The writing could be on the wall for paperbacks, as e-books surpassed them in sales for the first time.
The writing is on the e-book for books
The writing could be on the wall for paperbacks, as e-books surpassed them in sales for the first time. In a report released by the Association of American Publishers (AAP), e-books outsold paperbacks in February by more than $9 million (Dh33m).
After calculating sales data from US publishing houses, the report revealed digital books sold $90.3m while paperbacks trailed with $81.2m. The result shows a rise of more than 200 per cent in e-book sales from February last year. In an accompanying statement, the AAP credited the results to rising e-book sales during the end-of-year holiday period.

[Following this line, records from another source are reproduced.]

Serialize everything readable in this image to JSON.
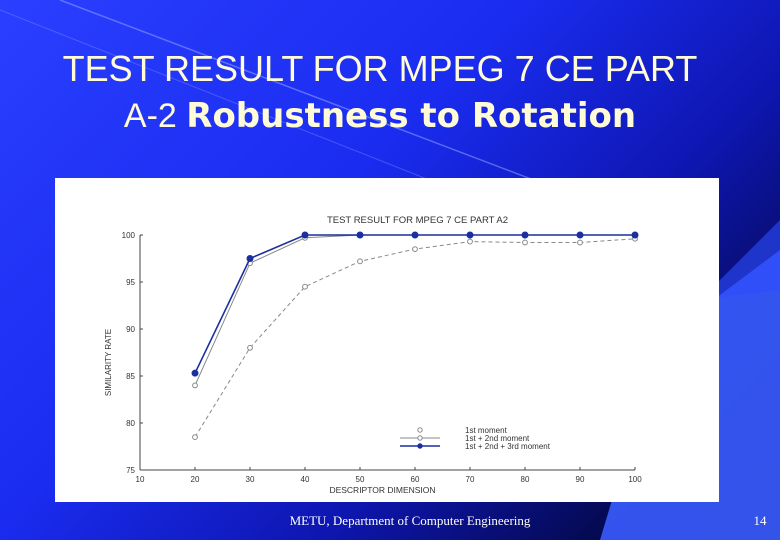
{
  "slide": {
    "title_line1": "TEST RESULT FOR MPEG 7 CE PART",
    "title_line2_prefix": "A-2 ",
    "title_line2_bold": "Robustness to Rotation",
    "footer": "METU, Department of Computer Engineering",
    "page_number": "14",
    "colors": {
      "background": "#1a2cf0",
      "title": "#fffbd6",
      "accent_dark": "#000022"
    }
  },
  "chart_data": {
    "type": "line",
    "title": "TEST RESULT FOR MPEG 7 CE PART A2",
    "xlabel": "DESCRIPTOR DIMENSION",
    "ylabel": "SIMILARITY RATE",
    "xlim": [
      10,
      100
    ],
    "ylim": [
      75,
      100
    ],
    "xticks": [
      10,
      20,
      30,
      40,
      50,
      60,
      70,
      80,
      90,
      100
    ],
    "yticks": [
      75,
      80,
      85,
      90,
      95,
      100
    ],
    "x": [
      20,
      30,
      40,
      50,
      60,
      70,
      80,
      90,
      100
    ],
    "legend_position": "bottom-right",
    "grid": false,
    "series": [
      {
        "name": "1st moment",
        "values": [
          78.5,
          88,
          94.5,
          97.2,
          98.5,
          99.3,
          99.2,
          99.2,
          99.6
        ],
        "color": "#888888",
        "dash": "4,3",
        "marker": "open"
      },
      {
        "name": "1st + 2nd moment",
        "values": [
          84,
          97,
          99.7,
          100,
          100,
          100,
          100,
          100,
          100
        ],
        "color": "#888888",
        "dash": "",
        "marker": "open"
      },
      {
        "name": "1st + 2nd + 3rd moment",
        "values": [
          85.3,
          97.5,
          100,
          100,
          100,
          100,
          100,
          100,
          100
        ],
        "color": "#1a2fa0",
        "dash": "",
        "marker": "filled"
      }
    ]
  }
}
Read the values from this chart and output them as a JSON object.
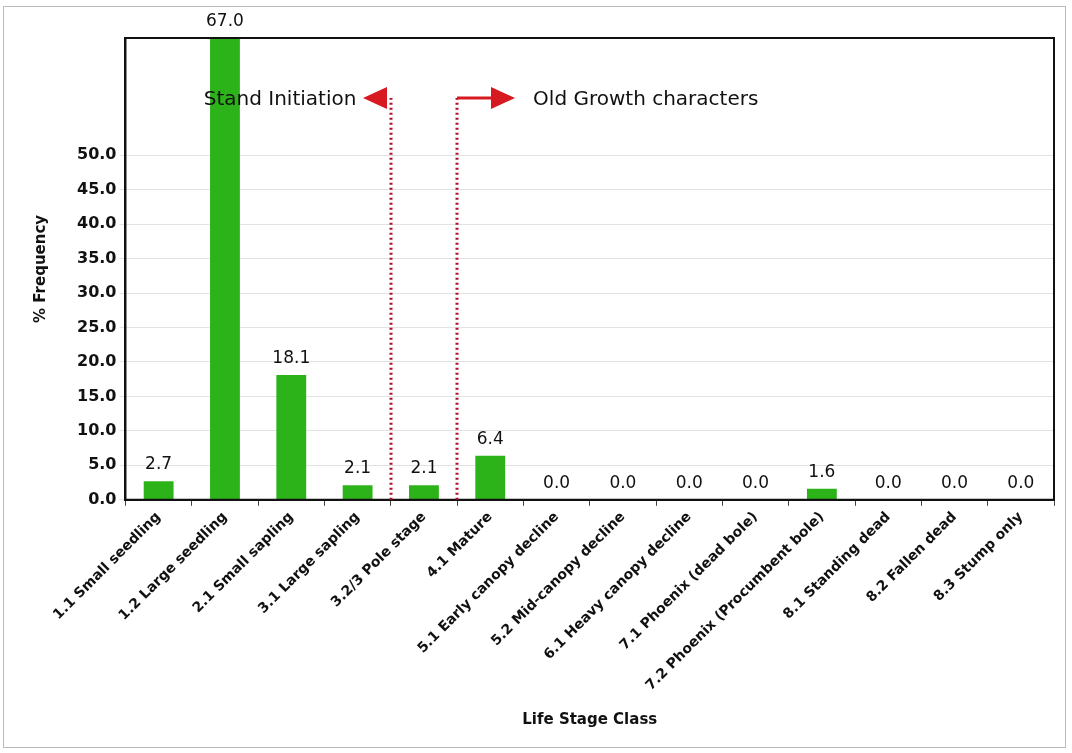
{
  "chart_data": {
    "type": "bar",
    "xlabel": "Life Stage Class",
    "ylabel": "% Frequency",
    "categories": [
      "1.1 Small seedling",
      "1.2 Large seedling",
      "2.1 Small sapling",
      "3.1 Large sapling",
      "3.2/3 Pole stage",
      "4.1 Mature",
      "5.1 Early canopy decline",
      "5.2 Mid-canopy decline",
      "6.1 Heavy canopy decline",
      "7.1 Phoenix (dead bole)",
      "7.2 Phoenix (Procumbent bole)",
      "8.1 Standing dead",
      "8.2 Fallen dead",
      "8.3 Stump only"
    ],
    "values": [
      2.7,
      67.0,
      18.1,
      2.1,
      2.1,
      6.4,
      0,
      0,
      0,
      0,
      1.6,
      0,
      0,
      0
    ],
    "value_labels": [
      "2.7",
      "67.0",
      "18.1",
      "2.1",
      "2.1",
      "6.4",
      "0.0",
      "0.0",
      "0.0",
      "0.0",
      "1.6",
      "0.0",
      "0.0",
      "0.0"
    ],
    "color": "#2db31a",
    "ylim": [
      0,
      67
    ],
    "yticks": [
      {
        "value": 0,
        "label": "0.0"
      },
      {
        "value": 5,
        "label": "5.0"
      },
      {
        "value": 10,
        "label": "10.0"
      },
      {
        "value": 15,
        "label": "15.0"
      },
      {
        "value": 20,
        "label": "20.0"
      },
      {
        "value": 25,
        "label": "25.0"
      },
      {
        "value": 30,
        "label": "30.0"
      },
      {
        "value": 35,
        "label": "35.0"
      },
      {
        "value": 40,
        "label": "40.0"
      },
      {
        "value": 45,
        "label": "45.0"
      },
      {
        "value": 50,
        "label": "50.0"
      }
    ],
    "grid": "y",
    "legend": false,
    "annotations": [
      "Stand Initiation",
      "Old Growth characters"
    ]
  }
}
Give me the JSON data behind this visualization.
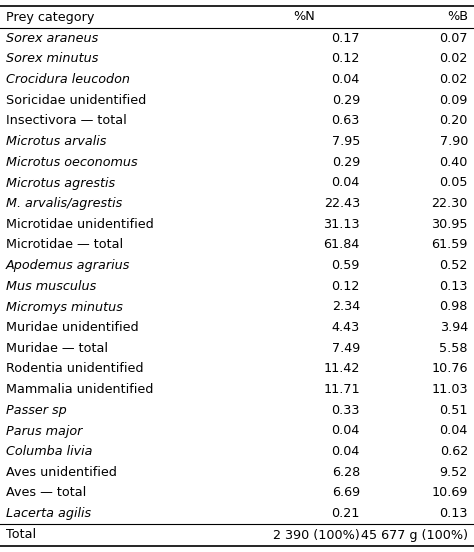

"Additionally, trade publishing houses cite e-books as generating fresh consumer interest in - and new revenue streams for - 'backlist' titles, books that have been in print for at least a year," the AAP said. "Many publishers report that e-book readers who enjoy a newly released book will frequently buy an author's full backlist."
AAP president Tom Allen said while there will always be an interest in printed books, the results prove e-books are growing fast to become a mainstay in family libraries.
"The February results reflect two core facts: people love books and publishers actively serve readers wherever they are," he said. "The public is embracing the breadth and variety of reading choices available to them. They have made e-books permanent additions to their lifestyle while maintaining interest in print-format books."
Other study results showed the combined sales of paperbacks and hardbacks dropped in February by 34 per cent, and sales of printed books in the children and young adult category also slid by 16 per cent.